I find myself on the high side of 35 but still not yet 40 wondering what the point to all of this is. American culture is geared toward and ultimately does nothing but service the young (24 and under). Clothes, music, movies, all of these cultural artifacts are designed to suck dollars out of the pockets of a populace with a seemingly ever increasing disposable income. And yet, teenagers are hostile, loud, obnoxious and arrogant. They strut about with virtually no responsibilities except go to school and do homework shouldering an attitude that says “I deserve…” when they have no life experience and have done nothing to earn anything they have.

Our news media seem to exist to help the government keep us in a state of fear with a constant stream of stories about terrorism, avian flu, and even e-coli in the spinach, not to mention all the problems that Bill Gates and Warren Buffett seem to be trying to solve by emulating the robber barons of the 19th century (quick note guys: being a bastard in business and then giving away your cash to charity shouldn’t make a difference in the after life).

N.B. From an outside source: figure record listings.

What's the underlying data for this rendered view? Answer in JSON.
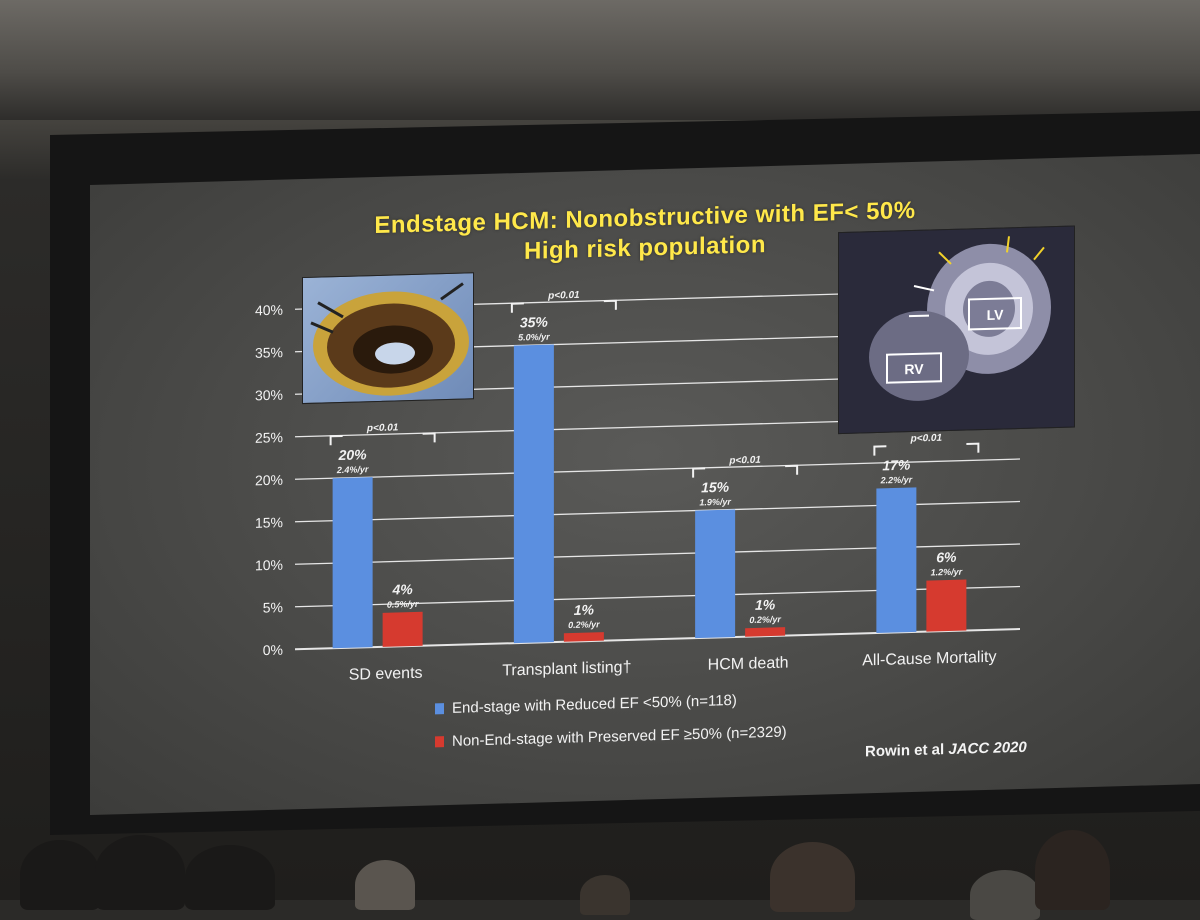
{
  "slide": {
    "title_line1": "Endstage HCM: Nonobstructive with EF< 50%",
    "title_line2": "High risk population",
    "citation_prefix": "Rowin et al",
    "citation_journal": "JACC 2020",
    "mri_labels": {
      "lv": "LV",
      "rv": "RV"
    }
  },
  "colors": {
    "series_blue": "#5b8fe0",
    "series_red": "#d63a2f",
    "title_yellow": "#ffe84a",
    "text": "#f2f2f2"
  },
  "chart_data": {
    "type": "bar",
    "title": "Endstage HCM: Nonobstructive with EF< 50%",
    "subtitle": "High risk population",
    "categories": [
      "SD events",
      "Transplant listing†",
      "HCM death",
      "All-Cause Mortality"
    ],
    "series": [
      {
        "name": "End-stage with Reduced EF <50% (n=118)",
        "values": [
          20,
          35,
          15,
          17
        ],
        "labels": [
          "20%",
          "35%",
          "15%",
          "17%"
        ],
        "rate_labels": [
          "2.4%/yr",
          "5.0%/yr",
          "1.9%/yr",
          "2.2%/yr"
        ]
      },
      {
        "name": "Non-End-stage with Preserved EF ≥50% (n=2329)",
        "values": [
          4,
          1,
          1,
          6
        ],
        "labels": [
          "4%",
          "1%",
          "1%",
          "6%"
        ],
        "rate_labels": [
          "0.5%/yr",
          "0.2%/yr",
          "0.2%/yr",
          "1.2%/yr"
        ]
      }
    ],
    "significance": [
      "p<0.01",
      "p<0.01",
      "p<0.01",
      "p<0.01"
    ],
    "y_ticks": [
      "0%",
      "5%",
      "10%",
      "15%",
      "20%",
      "25%",
      "30%",
      "35%",
      "40%"
    ],
    "ylim": [
      0,
      40
    ],
    "grid": true,
    "legend_position": "bottom"
  }
}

Even more, though, popular culture, the culture of the news stand magazines that all seem to give the same message (“you are not good enough”), is put into perspective by real human sadness, the kind where perfectly decent people are minding their own business driving home and get t-boned by a drunk who shouldn’t have been behind the wheel in the first place.

Why should I waste my time wondering what Brad and Angelina are up to, or if Tom and Katie’s baby is an alien? Why am I to care of Nicole Richie has a weight problem or Britney’s knocked up again? Will these people distract me from my problems when there’s nothing for them but waiting? Will they hug me when I’m sad? Celebrate with me when I’m happy? Be glad for me when something goes right in my life? Celebrity culture takes and takes and takes and, ultimately, gives nothing back. So why waste the time and energy on it?

So if I find the global news too depressing to follow and celebrity culture hollow and pointless, how do I maintain a connection to the world? To my society? To life in general? Am I required to have some driving ambition, something that serves as my own personal engine to motivate me to keep putting one foot in front of the other or is it enough to just be; to make friends and take care of them in the best way that I can; to let those I love go to sleep each night knowing that if they did nothing else they at least touched one other person’s life and made it better? Is it enough to regard my fellow human beings, the ones whose company I must suffer on the street, in restaurants and on public transport, with benign amusement acknowledging that they are simply entertaining monkeys in pants or do I have to care about what happens to them too?

Or is it simply a matter of examining my life and determining what is absolutely not negotiable, on what points I will never yield, the things or people for whom I would kill, and more importantly, die for, and letting everything else go?

I say we take off an nuke the site from orbit

I don’t much like people. Technically this isn’t something that belongs here as the title of this blog is Thoughts That Come Unbidden Department as this is a conclusion brought about by direct observation of human behavior this week.

I could say more but I can feel myself getting madder when what I should be doing is breathing in deep and reconciling myself to the fact that my fellow man is, by and large, a self-important, impatient, violent, worthless asshole.

Yes, I include myself in this categorization at times. It makes for an uneasy life every now and again.